The New Milano Graphic Festival is Launching in Italy’s Capital of Style
Above: Camuffolab’s When the city changes you look at its colors
That for nearly two years live, in-person festivals, fairs and conferences were shut down went far beyond merely the loss of business and revenue. To be sure, in an increasingly digital world, it’s reasonable to argue that the face-to-face exchange of ideas has become more exigent than ever.

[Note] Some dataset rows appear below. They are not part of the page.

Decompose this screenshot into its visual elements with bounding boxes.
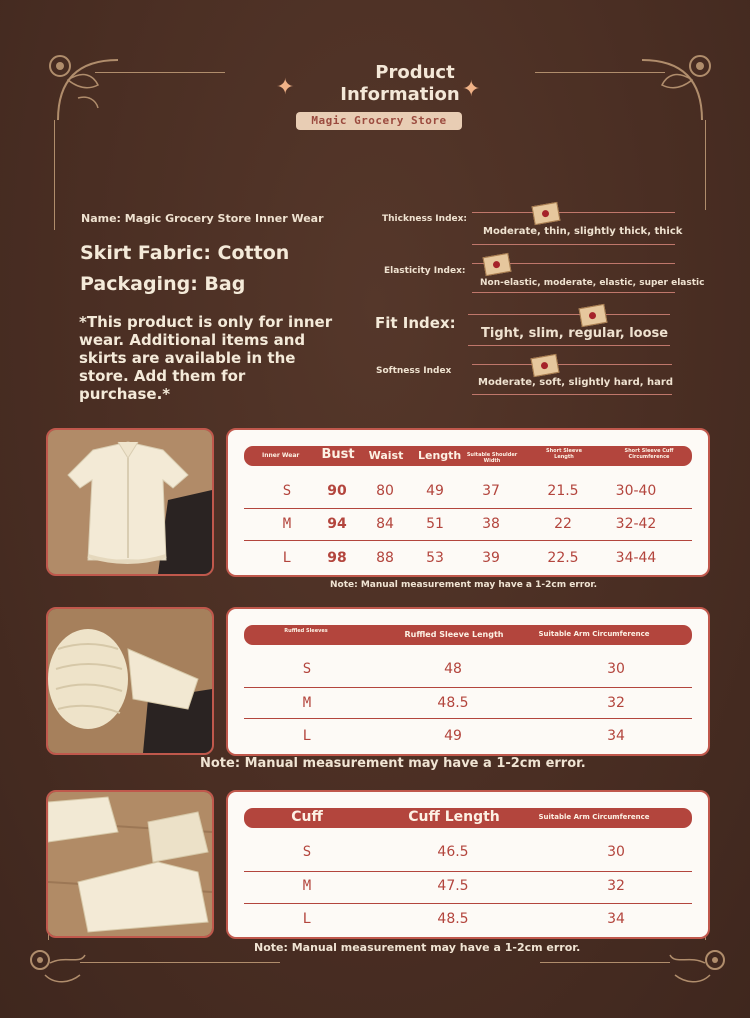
table1-row-divider <box>244 508 692 509</box>
table1-note: Note: Manual measurement may have a 1-2cm error. <box>330 580 597 590</box>
table2-note: Note: Manual measurement may have a 1-2cm error. <box>200 756 586 771</box>
frame-right-line <box>705 120 706 210</box>
table1-shoulder-s: 37 <box>482 483 500 499</box>
elasticity-index-values: Non-elastic, moderate, elastic, super elastic <box>480 278 705 288</box>
table2-header-sleeve-length: Ruffled Sleeve Length <box>404 630 504 639</box>
table2-header-ruffled: Ruffled Sleeves <box>284 628 328 634</box>
table2-length-s: 48 <box>444 661 462 677</box>
table1-sleeve-m: 22 <box>554 516 572 532</box>
softness-index-values: Moderate, soft, slightly hard, hard <box>478 377 674 388</box>
size-table-cuff <box>226 790 710 939</box>
product-name: Name: Magic Grocery Store Inner Wear <box>81 212 324 225</box>
top-right-ornament-icon <box>612 40 722 130</box>
table1-cuff-l: 34-44 <box>615 550 657 566</box>
table1-waist-l: 88 <box>376 550 394 566</box>
store-name-tag: Magic Grocery Store <box>296 112 462 130</box>
table3-header-arm: Suitable Arm Circumference <box>538 813 650 821</box>
table1-shoulder-m: 38 <box>482 516 500 532</box>
table1-bust-m: 94 <box>327 516 347 532</box>
table1-shoulder-l: 39 <box>482 550 500 566</box>
table1-sleeve-l: 22.5 <box>547 550 579 566</box>
table3-note: Note: Manual measurement may have a 1-2cm error. <box>254 941 581 954</box>
table1-header-length: Length <box>418 449 462 462</box>
ruffled-sleeves-photo <box>46 607 214 755</box>
table1-size-l: L <box>282 550 292 566</box>
table2-length-m: 48.5 <box>437 695 469 711</box>
table1-sleeve-s: 21.5 <box>547 483 579 499</box>
table1-header-inner-wear: Inner Wear <box>262 452 300 459</box>
table3-row-divider <box>244 871 692 872</box>
table2-header-arm: Suitable Arm Circumference <box>538 630 650 638</box>
size-table-inner-wear <box>226 428 710 577</box>
elasticity-marker-icon <box>483 253 512 276</box>
table1-header-sleeve-length: Short Sleeve Length <box>546 448 582 460</box>
table2-size-l: L <box>302 728 312 744</box>
fit-index-values: Tight, slim, regular, loose <box>481 326 669 341</box>
elasticity-index-line-bottom <box>472 292 675 293</box>
sparkle-left-icon: ✦ <box>276 75 295 100</box>
table2-row-divider <box>244 687 692 688</box>
table1-header-bust: Bust <box>321 447 355 462</box>
table1-header-waist: Waist <box>368 449 404 462</box>
table1-header-shoulder: Suitable Shoulder Width <box>466 452 518 464</box>
table2-arm-l: 34 <box>607 728 625 744</box>
table1-length-m: 51 <box>426 516 444 532</box>
top-left-ornament-icon <box>38 40 148 130</box>
packaging-info: Packaging: Bag <box>80 273 246 295</box>
frame-left-line <box>54 120 55 230</box>
fit-index-label: Fit Index: <box>375 314 456 332</box>
table1-row-divider <box>244 540 692 541</box>
table2-arm-m: 32 <box>607 695 625 711</box>
table3-length-m: 47.5 <box>437 878 469 894</box>
fit-marker-icon <box>579 304 608 327</box>
fabric-info: Skirt Fabric: Cotton <box>80 242 290 264</box>
table3-length-l: 48.5 <box>437 911 469 927</box>
table2-row-divider <box>244 718 692 719</box>
elasticity-index-label: Elasticity Index: <box>384 266 466 276</box>
softness-marker-icon <box>531 354 560 377</box>
thickness-index-line <box>472 212 675 213</box>
table3-length-s: 46.5 <box>437 844 469 860</box>
table1-bust-l: 98 <box>327 550 347 566</box>
softness-index-line-bottom <box>472 394 672 395</box>
size-table-ruffled-sleeves <box>226 607 710 756</box>
table1-bust-s: 90 <box>327 483 347 499</box>
table1-size-s: S <box>282 483 292 499</box>
table3-size-l: L <box>302 911 312 927</box>
inner-wear-note: *This product is only for inner wear. Additional items and skirts are available in the store. Add them for purchase.* <box>79 313 333 403</box>
table1-header-bar <box>244 446 692 466</box>
table2-header-bar <box>244 625 692 645</box>
table1-size-m: M <box>282 516 292 532</box>
table1-waist-m: 84 <box>376 516 394 532</box>
table3-arm-l: 34 <box>607 911 625 927</box>
table3-arm-m: 32 <box>607 878 625 894</box>
fit-index-line <box>468 314 670 315</box>
title-line1: Product <box>375 62 455 83</box>
table2-size-m: M <box>302 695 312 711</box>
softness-index-line <box>472 364 672 365</box>
table2-size-s: S <box>302 661 312 677</box>
table1-length-s: 49 <box>426 483 444 499</box>
table2-length-l: 49 <box>444 728 462 744</box>
table3-size-s: S <box>302 844 312 860</box>
thickness-marker-icon <box>532 202 561 225</box>
table3-size-m: M <box>302 878 312 894</box>
table1-length-l: 53 <box>426 550 444 566</box>
thickness-index-line-bottom <box>472 244 675 245</box>
table1-cuff-s: 30-40 <box>615 483 657 499</box>
cuff-photo <box>46 790 214 938</box>
blouse-photo <box>46 428 214 576</box>
sparkle-right-icon: ✦ <box>462 77 481 102</box>
table3-header-bar <box>244 808 692 828</box>
table3-header-cuff-length: Cuff Length <box>408 809 500 825</box>
table2-arm-s: 30 <box>607 661 625 677</box>
table1-cuff-m: 32-42 <box>615 516 657 532</box>
table3-arm-s: 30 <box>607 844 625 860</box>
thickness-index-label: Thickness Index: <box>382 214 468 224</box>
table3-header-cuff: Cuff <box>291 809 323 825</box>
title-line2: Information <box>340 84 460 105</box>
table1-waist-s: 80 <box>376 483 394 499</box>
thickness-index-values: Moderate, thin, slightly thick, thick <box>483 226 683 237</box>
fit-index-line-bottom <box>468 345 670 346</box>
table3-row-divider <box>244 903 692 904</box>
table1-header-cuff: Short Sleeve Cuff Circumference <box>624 448 674 460</box>
softness-index-label: Softness Index <box>376 366 452 376</box>
page-title <box>330 62 470 106</box>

So there is a built-in exuberance especially regarding completely new opportunities being launched to facilitate those exchanges, as we at last crawl out from under the suffocating effects of the unexpectedly long Covid crisis. One of those in particular is the exciting new Milano Graphic Festival, premiering next week (March 25 – 27) in the northern Italian city that gives it its name – and which has obviously tended to be exalted more enthusiastically for its fashion scene.
The joint project of branding and communications agency h+ and SIGNS, a company founded by graphic designer and curator Francesco Dondina in 2016, MGF states its noble mission as “generating awareness and exchange while creating new connections between the business world and Italy’s top visual communicators.” In other words, it will act as a forum for exploring how good design can be more effectively integrated into our everyday existence.
This is not insignificant, when one considers the pre- and post-Millennium enthusiasm for discourse about the business of contemporary design. But as we’ve witnessed over the last decade or so, design has become significantly more commodified and, well, feels these days much more driven by accountants than by ideology.
Graphic design, specifically has long served as an essential communication tool. And as the world becomes more globalized, with matters of language getting ever more complex, its role becomes more urgent still.
“We are surrounded by graphic design,” Dondina rightly observes. “It is everywhere we turn: in the streets, in public spaces, in houses, in offices, on store shelves, in objects of everyday use and in various forms of communication.”
And so the festival will seek to explicate its current state via a series of exhibitions, workshops and events in different locations around the city. In the Tortona Design District, BASE Milano will host SIGNS: An exhibition on Contemporary Italian Graphic Design (2022 Edition), which will bring together established and up-and-coming design talent from 25 different studios, including the work of Salvatore Gregorietti, Andrea Rauch, Paolo Tassinari, Paola Lenarduzzi, Silvana Amato, La Tigre and Franco Achilli, amongst others.
And Certosa Graphic Village will host a 3000-square meter performative and creative center, featuring the exhibition Generation YZ, highlighting the work of under-30 design talent. Most compelling will be the first retrospective in Italy on the legendary American graphic designer John Alcorn, known for his work with The Beatles in the 1960s. Boldly featured as well will be a 57-meter outdoor mural by Venice’s Camuffolab titled When the city changes you look at its colors, meant to ballyhoo the Certosa neighborhood’s regeneration in recent years.
Milano Graphic Festival is sure to be more than just a three-day celebration of graphic design – indeed, considering Italy was one of the early epicenters of the global pandemic, it rather feels like a symbol of a city and country getting back to doing what they do best. And if there is one thing Milano and Italia do very, very well, it is design.
Or as Dondina puts it, “Graphic design has contributed and still contributes to shaping the very culture and identity of a country.”